In die dagen begonnen de Israëlieten opnieuw te jammeren. Zij zeiden: Wie kan ons aan vlees helpen? Wij hebben heimwee naar de vis die wij in Egypte voor niets te eten kregen, naar de komkommers en de meloenen, naar de prei, de uien en het knoflook. Wij drogen uit. Er is niets. Wij krijgen alleen maar manna te zien. Het manna geleek op korianderzaad en zag er uit als balsemhars. Het volk verspreidde zich om het bijeen te rapen. Dan maalden zij het met een handmolen of stampten het fijn in een vijzel. Ze kookten het in een pot en maakten er koeken van, zodat het smaakte als oliegebak. Met de dauw viel ’s nachts ook het manna op het kamp neer. Toen Mozes hoorde, hoe het volk, familie voor familie, bij de ingang van de tenten zat te jammeren, en toen de Heer in hevige toorn ontstak, werd hij ontstemd. Hij vroeg de Heer: Waarom doet Gij uw dienaar dit verdriet aan? Zijt Gij mij zo weinig genegen, dat Gij mij de last van heel dat volk laat dragen? Het lijkt wel of ik van heel dat volk zwanger ben geweest en het ter wereld heb gebracht, dat Gij mij zegt: Draag het aan uw hart, zoals een voedster een zuigeling draagt, en dat Gij mij beveelt het naar het land te brengen dat Gij zijn vaderen onder ede beloofd hebt. Waar haal ik vlees vandaan voor heel dat volk? Het jammert tegen mij: Geef ons toch vlees te eten! Ik kan de last van heel dat volk niet alleen dragen. Het is mij te zwaar. Indien Gij zo met mij blijft doen, dood mij dan maar, als Gij mij genadig wilt zijn. Dan hoef ik mijn ellende niet langer te zien.

Tussenzang: Ps. 81 (80), 12-13. 14-15. 16-17.

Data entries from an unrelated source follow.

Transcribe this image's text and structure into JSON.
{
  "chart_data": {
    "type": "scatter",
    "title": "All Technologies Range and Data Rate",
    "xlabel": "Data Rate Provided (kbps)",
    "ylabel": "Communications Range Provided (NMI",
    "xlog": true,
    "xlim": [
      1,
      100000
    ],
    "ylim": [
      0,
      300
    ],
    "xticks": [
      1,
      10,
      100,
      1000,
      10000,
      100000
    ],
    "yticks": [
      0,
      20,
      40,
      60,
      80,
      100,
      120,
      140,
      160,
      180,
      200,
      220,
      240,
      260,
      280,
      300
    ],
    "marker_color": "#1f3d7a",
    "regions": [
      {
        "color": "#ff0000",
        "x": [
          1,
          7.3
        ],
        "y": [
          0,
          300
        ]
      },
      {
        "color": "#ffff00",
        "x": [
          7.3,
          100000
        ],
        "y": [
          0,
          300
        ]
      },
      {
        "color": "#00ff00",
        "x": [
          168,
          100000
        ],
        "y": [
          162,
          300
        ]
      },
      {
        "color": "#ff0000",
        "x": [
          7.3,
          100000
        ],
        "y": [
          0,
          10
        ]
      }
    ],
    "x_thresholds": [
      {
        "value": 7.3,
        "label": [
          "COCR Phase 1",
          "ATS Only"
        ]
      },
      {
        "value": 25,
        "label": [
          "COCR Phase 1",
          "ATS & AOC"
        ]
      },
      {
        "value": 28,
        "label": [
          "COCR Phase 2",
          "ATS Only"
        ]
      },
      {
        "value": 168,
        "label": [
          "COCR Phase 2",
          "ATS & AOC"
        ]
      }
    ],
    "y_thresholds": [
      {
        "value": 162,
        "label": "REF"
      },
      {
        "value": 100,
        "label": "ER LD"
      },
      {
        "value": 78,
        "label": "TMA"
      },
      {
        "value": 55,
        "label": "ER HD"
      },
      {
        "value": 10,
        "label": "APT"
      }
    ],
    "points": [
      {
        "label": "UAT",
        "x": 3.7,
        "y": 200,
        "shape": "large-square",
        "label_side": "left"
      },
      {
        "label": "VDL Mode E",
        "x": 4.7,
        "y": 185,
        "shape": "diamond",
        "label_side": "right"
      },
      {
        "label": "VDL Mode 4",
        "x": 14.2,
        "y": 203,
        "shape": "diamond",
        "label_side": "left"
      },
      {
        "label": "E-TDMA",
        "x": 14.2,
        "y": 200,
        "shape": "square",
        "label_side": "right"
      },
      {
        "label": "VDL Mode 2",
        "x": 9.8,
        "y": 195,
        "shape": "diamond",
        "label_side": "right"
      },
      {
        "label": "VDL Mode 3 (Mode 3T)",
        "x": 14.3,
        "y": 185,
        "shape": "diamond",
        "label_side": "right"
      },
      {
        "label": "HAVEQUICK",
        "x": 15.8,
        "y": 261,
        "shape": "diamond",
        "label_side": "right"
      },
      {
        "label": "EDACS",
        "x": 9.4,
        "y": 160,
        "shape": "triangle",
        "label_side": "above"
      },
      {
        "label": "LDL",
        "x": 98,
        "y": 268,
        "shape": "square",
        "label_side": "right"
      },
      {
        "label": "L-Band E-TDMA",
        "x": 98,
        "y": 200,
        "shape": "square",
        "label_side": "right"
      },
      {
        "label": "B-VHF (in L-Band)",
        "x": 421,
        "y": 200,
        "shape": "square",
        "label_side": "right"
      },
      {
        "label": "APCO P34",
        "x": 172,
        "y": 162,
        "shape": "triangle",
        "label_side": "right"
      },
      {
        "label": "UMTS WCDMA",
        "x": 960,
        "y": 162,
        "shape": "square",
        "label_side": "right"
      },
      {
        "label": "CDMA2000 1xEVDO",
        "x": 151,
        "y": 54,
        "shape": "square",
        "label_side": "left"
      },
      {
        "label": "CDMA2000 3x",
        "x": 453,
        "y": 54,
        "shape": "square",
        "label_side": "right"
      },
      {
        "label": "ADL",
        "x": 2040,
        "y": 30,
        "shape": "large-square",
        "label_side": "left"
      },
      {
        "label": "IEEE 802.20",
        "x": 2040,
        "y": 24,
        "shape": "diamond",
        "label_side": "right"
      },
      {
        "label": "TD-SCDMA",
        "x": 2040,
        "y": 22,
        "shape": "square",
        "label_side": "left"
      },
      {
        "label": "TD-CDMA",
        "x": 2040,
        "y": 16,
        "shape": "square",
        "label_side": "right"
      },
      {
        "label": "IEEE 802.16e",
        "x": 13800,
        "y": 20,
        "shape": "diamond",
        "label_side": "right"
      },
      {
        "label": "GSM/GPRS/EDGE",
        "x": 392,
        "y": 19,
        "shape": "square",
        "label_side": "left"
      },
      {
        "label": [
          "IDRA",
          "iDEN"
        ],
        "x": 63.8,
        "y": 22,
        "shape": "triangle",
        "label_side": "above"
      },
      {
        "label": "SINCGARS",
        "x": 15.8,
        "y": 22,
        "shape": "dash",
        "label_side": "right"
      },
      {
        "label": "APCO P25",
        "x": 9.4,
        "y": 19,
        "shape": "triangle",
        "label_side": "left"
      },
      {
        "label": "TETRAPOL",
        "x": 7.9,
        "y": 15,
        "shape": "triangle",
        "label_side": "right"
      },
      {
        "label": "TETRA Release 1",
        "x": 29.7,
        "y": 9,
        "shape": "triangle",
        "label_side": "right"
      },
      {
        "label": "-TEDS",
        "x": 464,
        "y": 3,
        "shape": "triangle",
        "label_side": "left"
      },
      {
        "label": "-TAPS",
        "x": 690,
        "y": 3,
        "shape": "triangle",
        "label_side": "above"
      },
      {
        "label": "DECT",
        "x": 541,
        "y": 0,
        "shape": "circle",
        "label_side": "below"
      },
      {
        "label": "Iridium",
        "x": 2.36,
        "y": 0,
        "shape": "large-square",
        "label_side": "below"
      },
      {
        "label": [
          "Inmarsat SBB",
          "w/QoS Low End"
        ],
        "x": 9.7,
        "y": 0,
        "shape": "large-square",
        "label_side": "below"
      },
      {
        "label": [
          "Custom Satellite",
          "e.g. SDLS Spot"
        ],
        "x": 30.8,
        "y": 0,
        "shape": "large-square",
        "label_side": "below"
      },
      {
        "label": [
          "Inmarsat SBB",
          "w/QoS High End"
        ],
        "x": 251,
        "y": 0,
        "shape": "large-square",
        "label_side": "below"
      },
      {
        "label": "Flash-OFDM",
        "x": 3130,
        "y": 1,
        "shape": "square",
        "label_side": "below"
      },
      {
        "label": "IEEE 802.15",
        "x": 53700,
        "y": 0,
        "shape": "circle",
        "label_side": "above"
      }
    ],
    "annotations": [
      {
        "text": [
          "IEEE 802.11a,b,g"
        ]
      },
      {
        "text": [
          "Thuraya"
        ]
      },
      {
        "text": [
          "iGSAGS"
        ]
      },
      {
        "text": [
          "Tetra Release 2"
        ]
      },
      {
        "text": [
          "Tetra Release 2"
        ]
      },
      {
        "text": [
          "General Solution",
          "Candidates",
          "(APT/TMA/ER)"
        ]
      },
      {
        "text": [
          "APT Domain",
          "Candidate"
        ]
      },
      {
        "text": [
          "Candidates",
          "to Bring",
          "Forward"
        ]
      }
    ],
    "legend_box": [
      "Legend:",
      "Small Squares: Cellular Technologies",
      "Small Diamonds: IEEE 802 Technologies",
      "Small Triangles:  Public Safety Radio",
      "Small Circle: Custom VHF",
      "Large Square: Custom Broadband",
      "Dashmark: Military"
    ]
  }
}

Antifoon: Huldigt de Heer, onze sterkte.

Israël heeft mijn stem niet gehoord, zegt de Heer,
mijn volk gehoorzaamde niet.
Toen liet Ik hen los met hun hard gemoed,
zij gingen hun eigen wegen.

Ach, luisterde nu mijn volk maar naar Mij,
bewandelde Israël nu maar mijn paden;
dan bracht Ik hun vijanden aanstonds ten val
en zou Ik mijn hand keren tegen hun kwellers.

Dan zouden Gods vijanden hen naar de mond zien
en zo zou het blijven voor immer.
Dan zou Ik mijn volk met tarwebloem voeden,
met honing verzadigen uit de rots.

Alleluia: Joh. 8, 12.
Alleluia. Ik ben het licht der wereld, zegt de Heer; wie Mij volgt zal het licht des levens bezitten. Alleluia.

Uit het heilig Evangelie van onze Heer Jezus Christus volgens Matteüs, 14, 13-21.
Toen Jezus het bericht van de moord op Johannes vernomen had, voer Hij in een boot weg naar een eenzame plaats om alleen te zijn. Maar het gerucht hiervan drong tot het volk door en het ging Hem te voet uit hun steden achterna. Toen hij bij zijn landing dan ook een grote menigte zag, kreeg Hij diep medelijden met hen en Hij genas hun zieken. Tegen het vallen van de avond kwamen zijn leerlingen naar Hem toe en zeiden: Deze plek is eenzaam en het is al laat op de dag. Stuur dus het volk weg om in de dorpen eten te gaan kopen. Het is niet nodig dat zij weggaan – zei Jezus hun – geeft gij hun maar te eten. Doch zij antwoordden: Wij hebben hier niet meer dan vijf broden en twee vissen. Waarop Jezus sprak: Brengt die dan hier. En hij gaf opdracht dat het volk zich zou neerzetten op het gras. Hij nam de vijf broden en de twee vissen, sloeg de ogen ten hemel, en nadat Hij de zegen had uitgesproken, brak Hij de broden, die Hij aan zijn leerlingen gaf en de leerlingen gaven ze weer aan het volk. Allen aten tot ze verzadigd waren en aan overgebleven brokken haalde men nog twaalf volle korven op. Het waren ongeveer vijfduizend mannen die hadden gegeten, vrouwen en kinderen niet meegerekend.